Claus Birkelyng of the North Zealand Immigration Center admitted that "asylum cards" are issued automatically once the applicant claims to have lost it. Consequently, there are no statistics on the exact number of the lost cards. An asylum seeker's ID is not equipped with a unique serial number, and the Danish authorities admittedly have difficulties in establishing what happens to a card that "disappears."

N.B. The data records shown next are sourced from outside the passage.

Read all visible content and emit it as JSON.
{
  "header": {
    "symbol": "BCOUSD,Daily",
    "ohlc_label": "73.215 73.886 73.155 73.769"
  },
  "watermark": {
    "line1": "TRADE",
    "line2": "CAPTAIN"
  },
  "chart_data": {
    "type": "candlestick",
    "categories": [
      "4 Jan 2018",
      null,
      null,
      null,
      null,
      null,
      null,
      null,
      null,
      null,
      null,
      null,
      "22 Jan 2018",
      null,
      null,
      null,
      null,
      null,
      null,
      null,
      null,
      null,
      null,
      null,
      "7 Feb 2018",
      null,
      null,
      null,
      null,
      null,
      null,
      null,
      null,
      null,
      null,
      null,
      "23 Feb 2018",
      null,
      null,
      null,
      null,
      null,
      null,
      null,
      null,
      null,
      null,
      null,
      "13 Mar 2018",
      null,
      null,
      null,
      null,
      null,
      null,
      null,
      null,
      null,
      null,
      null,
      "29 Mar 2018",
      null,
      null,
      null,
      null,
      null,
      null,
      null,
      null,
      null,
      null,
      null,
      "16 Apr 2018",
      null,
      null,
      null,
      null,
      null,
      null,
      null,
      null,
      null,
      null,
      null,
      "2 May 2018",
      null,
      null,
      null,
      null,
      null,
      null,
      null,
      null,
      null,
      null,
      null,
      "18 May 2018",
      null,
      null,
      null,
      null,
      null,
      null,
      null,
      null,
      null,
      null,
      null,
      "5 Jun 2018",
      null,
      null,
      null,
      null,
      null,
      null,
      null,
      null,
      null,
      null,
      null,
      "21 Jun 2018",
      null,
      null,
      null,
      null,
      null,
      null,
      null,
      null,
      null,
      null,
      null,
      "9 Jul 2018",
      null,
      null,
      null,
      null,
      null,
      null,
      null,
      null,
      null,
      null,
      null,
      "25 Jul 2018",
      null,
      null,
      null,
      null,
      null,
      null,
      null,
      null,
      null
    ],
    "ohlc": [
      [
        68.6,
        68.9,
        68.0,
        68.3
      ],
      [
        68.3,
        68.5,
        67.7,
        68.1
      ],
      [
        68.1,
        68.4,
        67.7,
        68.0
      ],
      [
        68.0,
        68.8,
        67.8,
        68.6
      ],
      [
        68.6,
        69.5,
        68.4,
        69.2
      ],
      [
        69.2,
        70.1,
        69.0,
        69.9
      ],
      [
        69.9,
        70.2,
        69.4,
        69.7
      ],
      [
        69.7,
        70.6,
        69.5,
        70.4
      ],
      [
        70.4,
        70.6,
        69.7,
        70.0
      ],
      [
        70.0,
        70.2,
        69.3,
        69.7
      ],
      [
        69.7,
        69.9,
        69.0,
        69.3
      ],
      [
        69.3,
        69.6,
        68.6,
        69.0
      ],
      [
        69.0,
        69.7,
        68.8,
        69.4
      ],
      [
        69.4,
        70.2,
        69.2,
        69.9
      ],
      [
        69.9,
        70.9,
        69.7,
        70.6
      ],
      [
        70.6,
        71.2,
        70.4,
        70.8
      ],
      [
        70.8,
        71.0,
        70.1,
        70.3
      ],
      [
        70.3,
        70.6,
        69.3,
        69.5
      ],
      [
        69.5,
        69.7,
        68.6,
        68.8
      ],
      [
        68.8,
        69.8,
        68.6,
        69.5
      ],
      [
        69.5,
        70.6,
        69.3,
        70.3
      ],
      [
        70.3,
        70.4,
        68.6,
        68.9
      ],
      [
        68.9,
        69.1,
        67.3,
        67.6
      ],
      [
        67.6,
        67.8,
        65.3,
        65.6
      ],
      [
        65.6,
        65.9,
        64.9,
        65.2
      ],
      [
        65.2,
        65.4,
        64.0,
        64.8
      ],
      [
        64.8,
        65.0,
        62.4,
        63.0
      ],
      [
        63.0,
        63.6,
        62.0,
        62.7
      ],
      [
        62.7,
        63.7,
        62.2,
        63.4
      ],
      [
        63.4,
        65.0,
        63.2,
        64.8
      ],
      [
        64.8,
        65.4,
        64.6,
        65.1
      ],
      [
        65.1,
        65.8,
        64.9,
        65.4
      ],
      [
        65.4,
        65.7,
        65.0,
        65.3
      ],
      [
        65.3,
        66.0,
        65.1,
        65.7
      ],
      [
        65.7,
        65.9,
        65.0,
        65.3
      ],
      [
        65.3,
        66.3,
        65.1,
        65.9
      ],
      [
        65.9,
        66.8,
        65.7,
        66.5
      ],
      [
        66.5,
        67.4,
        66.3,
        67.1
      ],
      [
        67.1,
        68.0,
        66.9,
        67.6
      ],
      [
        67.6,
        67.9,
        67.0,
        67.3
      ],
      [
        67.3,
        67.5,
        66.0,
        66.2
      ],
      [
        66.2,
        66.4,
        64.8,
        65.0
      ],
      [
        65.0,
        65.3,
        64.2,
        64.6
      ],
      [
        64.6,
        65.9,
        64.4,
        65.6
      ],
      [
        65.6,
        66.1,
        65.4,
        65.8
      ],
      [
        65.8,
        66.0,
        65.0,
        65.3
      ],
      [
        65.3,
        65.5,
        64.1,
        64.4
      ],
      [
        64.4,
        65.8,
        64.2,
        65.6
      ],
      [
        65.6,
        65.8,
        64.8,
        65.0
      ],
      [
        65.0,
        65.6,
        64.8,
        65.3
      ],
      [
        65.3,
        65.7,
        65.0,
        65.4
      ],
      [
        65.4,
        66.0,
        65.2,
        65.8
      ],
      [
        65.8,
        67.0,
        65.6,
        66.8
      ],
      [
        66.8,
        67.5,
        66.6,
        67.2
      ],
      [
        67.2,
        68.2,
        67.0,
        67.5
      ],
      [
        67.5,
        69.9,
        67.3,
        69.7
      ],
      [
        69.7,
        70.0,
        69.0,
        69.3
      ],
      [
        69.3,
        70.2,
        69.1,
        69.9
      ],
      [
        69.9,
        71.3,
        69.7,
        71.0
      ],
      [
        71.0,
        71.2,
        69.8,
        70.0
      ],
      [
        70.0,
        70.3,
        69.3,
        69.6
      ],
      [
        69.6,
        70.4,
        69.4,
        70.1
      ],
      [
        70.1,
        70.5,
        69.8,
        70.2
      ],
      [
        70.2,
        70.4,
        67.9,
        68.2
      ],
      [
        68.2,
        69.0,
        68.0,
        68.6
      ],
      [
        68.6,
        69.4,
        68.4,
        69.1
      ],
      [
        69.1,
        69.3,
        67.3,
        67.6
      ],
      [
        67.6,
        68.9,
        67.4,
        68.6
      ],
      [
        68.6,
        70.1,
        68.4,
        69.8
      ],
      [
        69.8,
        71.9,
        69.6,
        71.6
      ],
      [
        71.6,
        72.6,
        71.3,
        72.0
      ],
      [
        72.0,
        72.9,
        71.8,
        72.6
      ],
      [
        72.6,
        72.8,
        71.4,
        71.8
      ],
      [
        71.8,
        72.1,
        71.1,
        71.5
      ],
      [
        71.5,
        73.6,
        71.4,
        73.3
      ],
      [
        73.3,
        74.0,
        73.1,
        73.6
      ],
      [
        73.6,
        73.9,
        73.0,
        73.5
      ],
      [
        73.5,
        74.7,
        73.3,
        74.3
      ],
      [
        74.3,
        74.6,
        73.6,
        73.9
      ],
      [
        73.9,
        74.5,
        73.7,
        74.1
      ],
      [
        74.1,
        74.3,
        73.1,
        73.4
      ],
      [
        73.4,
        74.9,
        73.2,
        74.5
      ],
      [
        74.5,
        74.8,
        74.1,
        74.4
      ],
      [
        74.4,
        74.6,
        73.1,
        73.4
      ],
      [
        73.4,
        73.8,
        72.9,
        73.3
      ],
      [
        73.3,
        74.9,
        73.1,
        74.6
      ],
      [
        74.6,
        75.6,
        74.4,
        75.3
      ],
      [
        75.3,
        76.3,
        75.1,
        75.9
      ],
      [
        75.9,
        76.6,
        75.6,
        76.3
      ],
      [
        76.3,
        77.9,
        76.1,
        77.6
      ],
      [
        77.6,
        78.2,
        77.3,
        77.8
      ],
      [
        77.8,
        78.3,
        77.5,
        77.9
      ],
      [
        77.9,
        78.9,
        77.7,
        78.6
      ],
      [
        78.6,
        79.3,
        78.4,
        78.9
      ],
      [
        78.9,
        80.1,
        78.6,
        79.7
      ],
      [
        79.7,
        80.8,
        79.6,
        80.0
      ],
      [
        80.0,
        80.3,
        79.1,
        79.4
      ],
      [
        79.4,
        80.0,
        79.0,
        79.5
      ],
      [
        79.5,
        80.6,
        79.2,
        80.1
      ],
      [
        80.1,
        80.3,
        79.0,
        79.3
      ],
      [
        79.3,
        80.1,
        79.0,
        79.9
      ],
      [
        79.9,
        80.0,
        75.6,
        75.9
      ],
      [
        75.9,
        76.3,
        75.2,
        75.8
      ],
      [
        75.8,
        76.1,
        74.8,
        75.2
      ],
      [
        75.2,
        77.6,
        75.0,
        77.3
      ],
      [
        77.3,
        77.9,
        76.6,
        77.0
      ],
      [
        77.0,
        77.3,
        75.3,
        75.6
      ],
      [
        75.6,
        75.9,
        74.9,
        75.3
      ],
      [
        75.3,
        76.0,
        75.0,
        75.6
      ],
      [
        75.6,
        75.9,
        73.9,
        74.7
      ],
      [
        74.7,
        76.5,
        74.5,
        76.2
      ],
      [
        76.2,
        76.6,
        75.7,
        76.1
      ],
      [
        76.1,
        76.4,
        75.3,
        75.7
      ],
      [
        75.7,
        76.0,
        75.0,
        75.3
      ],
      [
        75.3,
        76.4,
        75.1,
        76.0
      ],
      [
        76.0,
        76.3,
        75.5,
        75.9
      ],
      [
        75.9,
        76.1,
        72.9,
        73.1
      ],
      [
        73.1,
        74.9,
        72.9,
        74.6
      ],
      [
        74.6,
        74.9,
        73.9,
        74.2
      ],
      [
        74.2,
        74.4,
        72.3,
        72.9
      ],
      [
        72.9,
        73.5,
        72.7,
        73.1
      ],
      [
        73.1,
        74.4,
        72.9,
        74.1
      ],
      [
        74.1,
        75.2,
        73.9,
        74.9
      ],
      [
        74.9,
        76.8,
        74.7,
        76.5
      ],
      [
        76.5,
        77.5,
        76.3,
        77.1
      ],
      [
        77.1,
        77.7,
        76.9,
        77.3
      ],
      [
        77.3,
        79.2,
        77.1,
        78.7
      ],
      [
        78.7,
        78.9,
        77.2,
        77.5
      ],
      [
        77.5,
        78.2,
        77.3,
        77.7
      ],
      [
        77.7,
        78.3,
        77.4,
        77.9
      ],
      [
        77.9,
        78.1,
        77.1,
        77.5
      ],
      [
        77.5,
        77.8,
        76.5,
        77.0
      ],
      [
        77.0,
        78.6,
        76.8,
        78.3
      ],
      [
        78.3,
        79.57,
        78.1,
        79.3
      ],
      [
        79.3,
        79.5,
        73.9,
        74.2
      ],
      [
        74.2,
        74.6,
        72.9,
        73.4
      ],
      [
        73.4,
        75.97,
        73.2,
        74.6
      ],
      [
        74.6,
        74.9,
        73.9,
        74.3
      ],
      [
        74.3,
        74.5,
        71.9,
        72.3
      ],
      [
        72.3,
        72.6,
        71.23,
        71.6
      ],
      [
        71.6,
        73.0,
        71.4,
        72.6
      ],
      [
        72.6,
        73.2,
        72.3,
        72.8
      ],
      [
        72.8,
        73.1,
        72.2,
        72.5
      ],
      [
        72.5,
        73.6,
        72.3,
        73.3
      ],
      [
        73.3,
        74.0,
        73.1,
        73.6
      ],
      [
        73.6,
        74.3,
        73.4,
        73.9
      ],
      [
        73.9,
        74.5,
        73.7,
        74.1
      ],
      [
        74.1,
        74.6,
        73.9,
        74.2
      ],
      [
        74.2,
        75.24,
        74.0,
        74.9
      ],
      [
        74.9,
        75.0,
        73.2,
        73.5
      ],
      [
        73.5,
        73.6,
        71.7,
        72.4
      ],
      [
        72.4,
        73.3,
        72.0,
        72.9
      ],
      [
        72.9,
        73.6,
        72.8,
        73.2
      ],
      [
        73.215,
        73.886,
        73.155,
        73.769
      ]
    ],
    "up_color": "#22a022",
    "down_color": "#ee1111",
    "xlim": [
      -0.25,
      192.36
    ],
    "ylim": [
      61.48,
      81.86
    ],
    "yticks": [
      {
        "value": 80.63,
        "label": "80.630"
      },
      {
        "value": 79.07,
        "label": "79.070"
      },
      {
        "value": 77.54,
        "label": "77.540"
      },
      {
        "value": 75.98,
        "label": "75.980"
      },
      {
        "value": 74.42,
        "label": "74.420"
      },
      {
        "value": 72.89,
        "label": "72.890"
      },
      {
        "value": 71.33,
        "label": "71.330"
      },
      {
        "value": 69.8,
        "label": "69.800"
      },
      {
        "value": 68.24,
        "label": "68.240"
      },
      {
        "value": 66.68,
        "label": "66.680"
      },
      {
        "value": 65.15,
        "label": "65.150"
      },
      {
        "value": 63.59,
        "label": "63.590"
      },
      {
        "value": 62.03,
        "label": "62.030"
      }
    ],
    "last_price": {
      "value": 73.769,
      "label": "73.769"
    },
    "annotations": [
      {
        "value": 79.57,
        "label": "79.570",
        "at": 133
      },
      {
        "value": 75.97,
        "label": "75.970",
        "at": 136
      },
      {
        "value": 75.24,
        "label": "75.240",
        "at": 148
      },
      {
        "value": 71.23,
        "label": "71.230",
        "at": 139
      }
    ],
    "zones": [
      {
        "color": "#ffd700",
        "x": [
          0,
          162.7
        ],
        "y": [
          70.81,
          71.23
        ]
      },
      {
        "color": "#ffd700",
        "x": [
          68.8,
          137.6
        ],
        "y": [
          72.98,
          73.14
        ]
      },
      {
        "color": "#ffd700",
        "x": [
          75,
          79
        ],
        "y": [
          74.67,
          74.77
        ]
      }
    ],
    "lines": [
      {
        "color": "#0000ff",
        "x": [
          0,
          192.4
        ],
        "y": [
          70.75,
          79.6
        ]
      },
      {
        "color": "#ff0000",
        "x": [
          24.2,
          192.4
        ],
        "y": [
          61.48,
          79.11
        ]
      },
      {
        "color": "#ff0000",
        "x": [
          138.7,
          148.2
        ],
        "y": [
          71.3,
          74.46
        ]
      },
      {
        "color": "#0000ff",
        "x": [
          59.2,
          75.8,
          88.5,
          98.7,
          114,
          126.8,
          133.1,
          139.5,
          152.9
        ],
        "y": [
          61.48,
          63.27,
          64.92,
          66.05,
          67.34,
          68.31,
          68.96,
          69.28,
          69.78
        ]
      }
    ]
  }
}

Copenhagen Police constable Rud Ellegaard acknowledged numerous cases of people without legal residence trying to identify themselves with somebody else's "asylum cards." According to Ellegaard, dissolving identity suspicions is a long process involving fingerprinting. Another source related to the asylum process told Danish Radio that it was a "well-known fact" that asylum seekers can give their cards away at will or simply sell them. Surprisingly, Danish Immigration Service press officer Nils Bak himself was found to be well aware that asylum seekers may hold more than one ID card, as well as share them with unentitled people.
"It shows very clearly that there is a hole in the system that is needed be plugged," Danish People's Party immigration spokesman Martin Henriksen, chair of the Immigration and Integration Committee, told Danish Radio. "This is not how the system should work. It sounds crazy that we spend a lot of resources on registering people, and then they simply trade their identity this way," he added.
"Given Danes' willingness to help people on the run, they also expect us politicians to be able to figure how to separate the wheat from the chaff and not to help house people who are not entitled to reside in the country," Mattias Tesfaye told Danish Radio.
With another person's ID in their possession, illegal immigrants may obtain a legal basis for cheating and pretending to be asylum seekers. While "asylum cards" formally do not have the status of an official document, very often they are the only ID arriving refugees can produce. Incidentally, an asylum seeker's ID can yield other bonuses, as they are used, among other things, by the Red Cross in connection with accommodation and free meals at reception centers.
The concept of "illegal immigrants" includes foreigners from outside the EU who have arrived in Denmark without a valid visa, as well as asylum seekers who have been refused asylum, yet failed to leave the country. In 2016, at least 18,000 illegal immigrants were found to be living under the police's radar in Denmark, a nation of 5.6 million.